Magnetic particle imaging, in short MPI, is an imaging technique that has been invented in 2005 by B. Gleich and J. Weizenecker.
The main area of application is medical imaging and related applications.
MPI is a tracer-based technique which is currently in the preclinical phase exploring potential clinical applications:
Magnetic nano-particles, each consisting of a magnetic iron-oxide core and a non-magnetic coating, could potentially be injected into the blood stream of a patient.
The particles are distributed inside the cardiovascular system.
By determining the resulting concentration of particles in the body, it is possible to draw conclusions on, e.g., cloggings in blood vessels, or to locate tumors.

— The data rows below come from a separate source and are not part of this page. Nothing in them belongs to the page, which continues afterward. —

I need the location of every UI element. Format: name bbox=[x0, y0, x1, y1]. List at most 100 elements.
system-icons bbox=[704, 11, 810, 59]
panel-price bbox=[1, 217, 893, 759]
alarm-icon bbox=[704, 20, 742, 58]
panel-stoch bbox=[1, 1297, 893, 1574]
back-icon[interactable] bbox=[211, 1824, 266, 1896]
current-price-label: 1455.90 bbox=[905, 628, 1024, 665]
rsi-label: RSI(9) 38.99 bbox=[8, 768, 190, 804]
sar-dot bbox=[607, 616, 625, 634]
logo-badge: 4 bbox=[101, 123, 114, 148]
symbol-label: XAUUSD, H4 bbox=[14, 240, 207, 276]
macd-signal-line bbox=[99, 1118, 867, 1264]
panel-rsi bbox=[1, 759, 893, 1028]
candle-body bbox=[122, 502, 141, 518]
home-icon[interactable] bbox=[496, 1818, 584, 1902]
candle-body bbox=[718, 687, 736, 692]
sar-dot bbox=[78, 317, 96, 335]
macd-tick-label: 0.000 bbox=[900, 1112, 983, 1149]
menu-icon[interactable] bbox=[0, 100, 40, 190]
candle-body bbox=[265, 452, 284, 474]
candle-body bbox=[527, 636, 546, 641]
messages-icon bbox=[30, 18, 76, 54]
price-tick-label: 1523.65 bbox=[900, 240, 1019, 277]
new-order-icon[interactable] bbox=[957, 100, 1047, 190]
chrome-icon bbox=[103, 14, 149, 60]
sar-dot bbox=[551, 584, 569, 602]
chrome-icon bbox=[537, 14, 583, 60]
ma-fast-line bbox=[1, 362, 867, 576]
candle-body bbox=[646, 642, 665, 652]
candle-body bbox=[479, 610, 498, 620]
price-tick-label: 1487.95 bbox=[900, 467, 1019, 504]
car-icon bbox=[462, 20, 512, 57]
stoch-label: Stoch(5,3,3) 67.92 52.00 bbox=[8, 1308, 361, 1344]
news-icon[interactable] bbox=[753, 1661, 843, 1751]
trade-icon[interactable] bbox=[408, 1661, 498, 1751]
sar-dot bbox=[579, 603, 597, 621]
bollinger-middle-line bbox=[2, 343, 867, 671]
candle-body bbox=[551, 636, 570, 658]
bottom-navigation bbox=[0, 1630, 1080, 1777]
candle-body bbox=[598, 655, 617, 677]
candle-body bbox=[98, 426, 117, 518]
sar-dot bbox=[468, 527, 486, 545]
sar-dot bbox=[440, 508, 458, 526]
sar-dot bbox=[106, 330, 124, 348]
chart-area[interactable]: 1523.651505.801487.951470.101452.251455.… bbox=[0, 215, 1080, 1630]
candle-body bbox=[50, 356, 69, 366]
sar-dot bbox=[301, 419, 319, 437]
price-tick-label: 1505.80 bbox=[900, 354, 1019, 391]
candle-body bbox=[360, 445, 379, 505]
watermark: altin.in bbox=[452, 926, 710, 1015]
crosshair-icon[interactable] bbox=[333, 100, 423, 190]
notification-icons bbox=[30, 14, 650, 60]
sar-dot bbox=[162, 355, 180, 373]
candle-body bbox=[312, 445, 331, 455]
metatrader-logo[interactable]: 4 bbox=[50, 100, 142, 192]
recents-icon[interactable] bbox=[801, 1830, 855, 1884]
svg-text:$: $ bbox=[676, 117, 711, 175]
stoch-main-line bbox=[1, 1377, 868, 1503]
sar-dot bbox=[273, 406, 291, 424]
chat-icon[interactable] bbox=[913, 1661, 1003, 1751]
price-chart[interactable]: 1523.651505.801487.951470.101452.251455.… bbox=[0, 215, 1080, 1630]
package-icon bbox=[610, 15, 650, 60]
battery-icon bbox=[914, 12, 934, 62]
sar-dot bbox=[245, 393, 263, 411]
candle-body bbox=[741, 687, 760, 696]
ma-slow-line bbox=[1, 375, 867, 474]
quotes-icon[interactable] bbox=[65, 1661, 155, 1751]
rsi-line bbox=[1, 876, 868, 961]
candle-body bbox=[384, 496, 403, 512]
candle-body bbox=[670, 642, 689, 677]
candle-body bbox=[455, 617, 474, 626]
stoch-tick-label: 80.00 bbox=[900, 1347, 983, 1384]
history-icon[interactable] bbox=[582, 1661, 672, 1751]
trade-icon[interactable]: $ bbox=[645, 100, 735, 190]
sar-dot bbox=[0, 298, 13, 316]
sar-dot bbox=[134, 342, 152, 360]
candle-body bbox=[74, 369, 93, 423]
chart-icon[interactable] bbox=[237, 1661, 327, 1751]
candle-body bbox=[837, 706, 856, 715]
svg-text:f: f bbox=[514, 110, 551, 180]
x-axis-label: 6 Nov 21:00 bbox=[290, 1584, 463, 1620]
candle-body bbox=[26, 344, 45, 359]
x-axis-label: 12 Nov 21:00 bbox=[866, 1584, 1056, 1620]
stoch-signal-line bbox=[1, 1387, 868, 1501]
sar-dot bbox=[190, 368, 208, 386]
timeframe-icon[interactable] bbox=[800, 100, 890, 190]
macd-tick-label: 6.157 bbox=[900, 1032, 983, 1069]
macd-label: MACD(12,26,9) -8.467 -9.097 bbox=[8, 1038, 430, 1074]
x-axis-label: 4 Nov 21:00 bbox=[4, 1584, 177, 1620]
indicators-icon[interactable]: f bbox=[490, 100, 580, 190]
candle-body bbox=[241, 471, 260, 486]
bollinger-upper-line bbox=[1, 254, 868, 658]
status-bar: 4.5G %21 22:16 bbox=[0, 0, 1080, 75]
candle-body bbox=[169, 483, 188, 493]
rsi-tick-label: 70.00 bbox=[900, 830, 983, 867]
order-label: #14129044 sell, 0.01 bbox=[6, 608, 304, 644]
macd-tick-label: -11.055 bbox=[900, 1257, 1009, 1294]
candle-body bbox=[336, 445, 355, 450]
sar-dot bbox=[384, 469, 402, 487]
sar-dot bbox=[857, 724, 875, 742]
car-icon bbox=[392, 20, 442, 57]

The basic idea is to exploit the response of the magnetic nano-particles to an external applied and highly dynamic magnetic field.
More specifically, a particle abruptly changes its magnetization if the external field changes rapidly in the vicinity of the position of this particle.
In order to encode information on the particles’ positions, the external magnetic field is designed in such a way that these rapid changes are limited to a small area, which is then driven through the field of view to scan the entire region of interest.
A common realization of this is a magnetic field with a field-free point (FFP).
If the FFP is moved through a position with a non-zero concentration of magnetic particles, it causes the magnetization of the particles to flip.
This abrupt change in the particle magnetization induces voltages in the receive coils of the scanner.
The goal in MPI is thus to reconstruct the concentration of the magnetic nano-particles inside a body from measurements of the voltages that are caused by temporal changes in the particle magnetization in response to the external magnetic field.
From an inverse problems point of view the imaging problem can be formulated by a Fredholm integral equation of the first kind for a given space-time-dependent integral kernel.